Can your taste in music be changed with magnets? According to researchers at McGill University, the answer is yes. By stimulating the brain with magnets for a few moments, the experts can control how much a person enjoys the music they are hearing.
For the study, the research team asked 17 participants to listen to various clips of music and also informed them that the music was available for purchase. The individuals rated how much they enjoyed each of the tracks. Next, the researchers used a technique called transcranial magnetic stimulation (TMS) to arouse part of the brain during each track.
The magnets were used to either stimulate or suppress the dorsolateral prefrontal cortex (DLPFC), which helps to regulate the executive functions such as reasoning, planning, memory, and inhibition.
The study revealed that participants gave music substantially higher ratings when the DLPFC was stimulated. In addition, they spent ten percent more money on music they had not even enjoyed at the beginning of the experiment. When the DLPFC was suppressed, on the other hand, the individuals gave the music lower ratings and spent 15 percent less money to purchase songs.

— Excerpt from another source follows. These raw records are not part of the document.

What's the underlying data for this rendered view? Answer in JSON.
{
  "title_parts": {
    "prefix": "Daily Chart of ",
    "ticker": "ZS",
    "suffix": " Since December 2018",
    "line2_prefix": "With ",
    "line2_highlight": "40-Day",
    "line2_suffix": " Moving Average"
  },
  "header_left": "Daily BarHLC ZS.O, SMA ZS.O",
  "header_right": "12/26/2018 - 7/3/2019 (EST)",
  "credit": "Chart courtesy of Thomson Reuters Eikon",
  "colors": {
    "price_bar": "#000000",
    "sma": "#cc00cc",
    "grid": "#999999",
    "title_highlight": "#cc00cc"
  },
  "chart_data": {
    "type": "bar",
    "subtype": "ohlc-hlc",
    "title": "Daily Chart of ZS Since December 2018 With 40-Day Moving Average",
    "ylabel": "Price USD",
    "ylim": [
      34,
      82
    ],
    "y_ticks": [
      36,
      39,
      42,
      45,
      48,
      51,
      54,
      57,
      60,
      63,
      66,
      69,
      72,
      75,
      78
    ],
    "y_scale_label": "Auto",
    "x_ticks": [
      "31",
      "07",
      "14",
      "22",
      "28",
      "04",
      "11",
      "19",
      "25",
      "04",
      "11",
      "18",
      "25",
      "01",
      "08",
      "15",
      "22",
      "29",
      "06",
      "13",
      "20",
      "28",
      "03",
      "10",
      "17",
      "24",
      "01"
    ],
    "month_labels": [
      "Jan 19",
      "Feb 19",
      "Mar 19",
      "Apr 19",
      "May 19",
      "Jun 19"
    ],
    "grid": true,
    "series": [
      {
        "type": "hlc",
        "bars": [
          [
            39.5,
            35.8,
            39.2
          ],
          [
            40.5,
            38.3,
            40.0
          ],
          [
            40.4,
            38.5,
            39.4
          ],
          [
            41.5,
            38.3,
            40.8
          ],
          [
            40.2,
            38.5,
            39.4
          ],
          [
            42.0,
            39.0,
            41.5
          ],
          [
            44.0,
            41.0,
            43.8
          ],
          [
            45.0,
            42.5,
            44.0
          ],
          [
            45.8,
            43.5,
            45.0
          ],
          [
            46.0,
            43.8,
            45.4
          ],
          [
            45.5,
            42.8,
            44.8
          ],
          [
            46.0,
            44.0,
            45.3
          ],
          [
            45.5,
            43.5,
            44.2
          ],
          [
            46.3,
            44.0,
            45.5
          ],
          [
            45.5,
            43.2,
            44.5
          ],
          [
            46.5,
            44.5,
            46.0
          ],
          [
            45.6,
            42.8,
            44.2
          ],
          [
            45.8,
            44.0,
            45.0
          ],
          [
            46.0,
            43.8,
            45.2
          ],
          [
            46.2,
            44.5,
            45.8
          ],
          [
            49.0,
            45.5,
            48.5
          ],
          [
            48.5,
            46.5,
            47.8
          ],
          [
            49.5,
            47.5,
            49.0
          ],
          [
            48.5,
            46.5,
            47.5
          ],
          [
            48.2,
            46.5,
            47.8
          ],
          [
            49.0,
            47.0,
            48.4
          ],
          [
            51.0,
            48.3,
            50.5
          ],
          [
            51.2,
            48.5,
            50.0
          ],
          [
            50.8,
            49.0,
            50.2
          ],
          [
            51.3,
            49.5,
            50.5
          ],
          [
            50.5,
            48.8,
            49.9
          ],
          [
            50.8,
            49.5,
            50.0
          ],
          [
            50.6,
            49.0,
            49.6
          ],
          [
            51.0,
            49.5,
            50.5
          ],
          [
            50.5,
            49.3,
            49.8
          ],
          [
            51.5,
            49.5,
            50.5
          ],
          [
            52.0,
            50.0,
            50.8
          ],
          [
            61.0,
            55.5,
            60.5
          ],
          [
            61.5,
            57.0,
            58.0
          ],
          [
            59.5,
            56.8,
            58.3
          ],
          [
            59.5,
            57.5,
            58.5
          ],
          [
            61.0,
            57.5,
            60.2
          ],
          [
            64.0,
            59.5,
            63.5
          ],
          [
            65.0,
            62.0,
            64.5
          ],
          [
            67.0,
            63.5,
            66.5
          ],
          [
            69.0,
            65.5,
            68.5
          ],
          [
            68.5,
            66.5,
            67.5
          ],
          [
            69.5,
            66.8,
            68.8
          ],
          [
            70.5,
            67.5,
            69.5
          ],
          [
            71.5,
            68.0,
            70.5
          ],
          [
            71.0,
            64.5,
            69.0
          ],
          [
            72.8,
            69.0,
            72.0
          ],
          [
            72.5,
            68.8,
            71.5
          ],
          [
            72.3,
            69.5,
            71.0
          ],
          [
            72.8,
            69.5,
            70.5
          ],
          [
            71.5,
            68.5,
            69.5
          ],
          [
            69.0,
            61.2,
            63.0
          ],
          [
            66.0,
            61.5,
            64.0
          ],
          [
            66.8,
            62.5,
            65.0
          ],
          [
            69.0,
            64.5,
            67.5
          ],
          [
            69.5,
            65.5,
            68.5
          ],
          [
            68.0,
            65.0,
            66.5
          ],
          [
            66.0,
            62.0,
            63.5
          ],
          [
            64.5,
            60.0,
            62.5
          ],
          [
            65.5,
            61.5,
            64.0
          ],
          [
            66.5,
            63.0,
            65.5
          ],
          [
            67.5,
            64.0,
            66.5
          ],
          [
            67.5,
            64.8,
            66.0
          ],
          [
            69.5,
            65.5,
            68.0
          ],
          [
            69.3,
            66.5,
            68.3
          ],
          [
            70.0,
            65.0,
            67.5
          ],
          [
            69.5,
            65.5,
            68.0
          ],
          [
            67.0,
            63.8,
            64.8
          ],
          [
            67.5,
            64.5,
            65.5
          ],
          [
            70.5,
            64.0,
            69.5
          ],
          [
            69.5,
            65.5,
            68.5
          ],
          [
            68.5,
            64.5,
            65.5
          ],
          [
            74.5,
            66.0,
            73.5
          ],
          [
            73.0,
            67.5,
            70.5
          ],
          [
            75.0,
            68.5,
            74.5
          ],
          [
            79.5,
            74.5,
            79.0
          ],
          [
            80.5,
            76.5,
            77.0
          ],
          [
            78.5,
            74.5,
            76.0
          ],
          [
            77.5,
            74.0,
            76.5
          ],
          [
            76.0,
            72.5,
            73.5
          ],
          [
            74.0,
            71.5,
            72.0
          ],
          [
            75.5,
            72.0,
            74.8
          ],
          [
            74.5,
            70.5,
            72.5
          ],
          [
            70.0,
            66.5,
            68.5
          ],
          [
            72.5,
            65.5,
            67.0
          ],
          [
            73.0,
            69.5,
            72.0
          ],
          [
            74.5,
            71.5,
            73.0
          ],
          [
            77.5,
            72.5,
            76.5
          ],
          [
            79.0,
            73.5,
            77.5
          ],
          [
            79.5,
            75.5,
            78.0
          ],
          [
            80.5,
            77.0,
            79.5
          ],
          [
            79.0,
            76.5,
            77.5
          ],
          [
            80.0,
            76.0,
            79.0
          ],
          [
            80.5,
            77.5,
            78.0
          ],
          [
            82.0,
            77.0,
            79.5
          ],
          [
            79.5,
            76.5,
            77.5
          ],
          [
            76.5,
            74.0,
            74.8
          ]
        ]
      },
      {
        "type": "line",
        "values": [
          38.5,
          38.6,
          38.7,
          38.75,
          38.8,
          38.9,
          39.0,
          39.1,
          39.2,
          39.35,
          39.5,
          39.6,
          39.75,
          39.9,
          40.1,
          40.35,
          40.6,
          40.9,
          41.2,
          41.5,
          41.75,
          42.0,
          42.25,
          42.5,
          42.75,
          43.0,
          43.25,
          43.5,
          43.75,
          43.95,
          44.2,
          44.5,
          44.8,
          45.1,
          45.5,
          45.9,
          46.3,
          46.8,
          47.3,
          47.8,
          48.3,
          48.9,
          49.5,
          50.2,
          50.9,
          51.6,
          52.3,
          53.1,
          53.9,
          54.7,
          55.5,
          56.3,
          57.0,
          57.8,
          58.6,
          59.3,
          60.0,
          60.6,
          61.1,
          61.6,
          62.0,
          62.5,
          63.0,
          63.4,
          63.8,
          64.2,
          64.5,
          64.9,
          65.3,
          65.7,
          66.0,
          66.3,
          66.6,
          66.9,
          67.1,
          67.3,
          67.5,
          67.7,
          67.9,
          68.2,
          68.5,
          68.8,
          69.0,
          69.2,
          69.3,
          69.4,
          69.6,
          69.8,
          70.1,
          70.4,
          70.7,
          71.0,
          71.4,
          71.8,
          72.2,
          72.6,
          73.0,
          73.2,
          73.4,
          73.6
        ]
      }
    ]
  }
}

Previous studies have shown that using magnetic stimulation on the DLPFC alters the amount of dopamine released by the brain. This technique was found to particularly affect the amount of dopamine released in the striatum, which is a region of the brain that controls reward processing. In the past, research has shown that the striatum is activated when music is extremely pleasing to a person.
Dr. Robert Zatorre is a cognitive neuroscientist at McGill University and lead author of the study.
Dr. Zatorre told New Scientist, “The physiology had been established, but the idea that you could make people like music more or less was a little bit science-fiction. This mechanism is unlikely to be particular to pleasure experienced from music, and may apply to other types of stimuli.”
The researchers believe this type of therapy may help patients with brain disorders that prevent them from enjoying experiences that they once took pleasure in. Magnetic stimulation of the DLPFC may also be used to treat people with depression, obsessive behaviors, or addiction.